A release of tension that left me trembling and gasping, my inner walls clenching around his fingers as wave after wave of pleasure rolled through me.
He worked me through it, gentling his touch but never stopping, drawing out every last pulse until I was boneless and sated in the passenger seat.
"Better?" he asked, his amber eyes warm with satisfaction.
I nodded, unable to form words. He withdrew his fingers slowly and brought them to his lips, licking them clean with a deliberate, almost theatrical slowness that made my spent core clench with renewed interest.
"Good." He settled back into his seat, his gaze returning to the building across the street as if nothing had happened. "Now we wait."
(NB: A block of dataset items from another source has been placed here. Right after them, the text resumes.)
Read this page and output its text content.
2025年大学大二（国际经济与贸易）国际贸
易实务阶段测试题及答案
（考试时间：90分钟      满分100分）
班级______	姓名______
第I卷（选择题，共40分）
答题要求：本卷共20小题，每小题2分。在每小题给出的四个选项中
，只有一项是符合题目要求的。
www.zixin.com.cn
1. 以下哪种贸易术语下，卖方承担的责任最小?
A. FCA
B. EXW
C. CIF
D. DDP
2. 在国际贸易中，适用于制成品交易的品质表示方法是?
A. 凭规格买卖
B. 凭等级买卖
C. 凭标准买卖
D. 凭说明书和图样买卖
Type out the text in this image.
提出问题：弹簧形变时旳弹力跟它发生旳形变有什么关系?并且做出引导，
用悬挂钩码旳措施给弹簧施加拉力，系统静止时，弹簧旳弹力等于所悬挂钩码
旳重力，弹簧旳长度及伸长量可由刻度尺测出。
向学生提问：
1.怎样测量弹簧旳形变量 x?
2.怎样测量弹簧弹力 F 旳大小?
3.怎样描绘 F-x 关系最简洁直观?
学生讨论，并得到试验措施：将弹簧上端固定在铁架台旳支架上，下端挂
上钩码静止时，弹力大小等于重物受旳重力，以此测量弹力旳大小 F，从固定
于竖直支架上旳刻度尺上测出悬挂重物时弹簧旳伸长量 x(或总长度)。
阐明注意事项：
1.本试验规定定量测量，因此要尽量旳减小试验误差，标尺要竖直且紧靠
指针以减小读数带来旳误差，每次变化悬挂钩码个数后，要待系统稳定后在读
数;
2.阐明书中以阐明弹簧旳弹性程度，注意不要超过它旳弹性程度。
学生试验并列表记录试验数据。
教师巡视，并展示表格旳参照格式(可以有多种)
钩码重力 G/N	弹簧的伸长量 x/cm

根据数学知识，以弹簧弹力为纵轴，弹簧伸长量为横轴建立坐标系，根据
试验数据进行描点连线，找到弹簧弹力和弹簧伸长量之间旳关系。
I stared at him—at the slight curve of his lips, the satisfied gleam in his amber eyes, the way his hand rested casually on his thigh like he hadn't just finger-banged me to oblivion in a stakeout van.
And I realized, not for the first time, that Lucien's particular brand of care was unlike anything I'd ever experienced.
He wasn't gentle. He wasn't soft. He was rough and possessive and sometimes terrifying in his intensity. But he saw me—really saw me—and he knew exactly what I needed, even when I didn't know myself.
"I love you," I said quietly.
His eyes flickered to me, surprise softening his features. "I know."
"Romantic."
"I'm not romantic. I'm practical." But his hand found mine across the center console, his rough fingers intertwining with my own. "And I love you too. Even if I'm bad at saying it."
"You're not bad at showing it."
He squeezed my hand, and we sat in comfortable silence, watching the door that refused to open, waiting for enemies who might never appear. It wasn't glamorous. It wasn't exciting. But it was ours—this strange, chaotic life we'd built together.
And I wouldn't trade it for anything.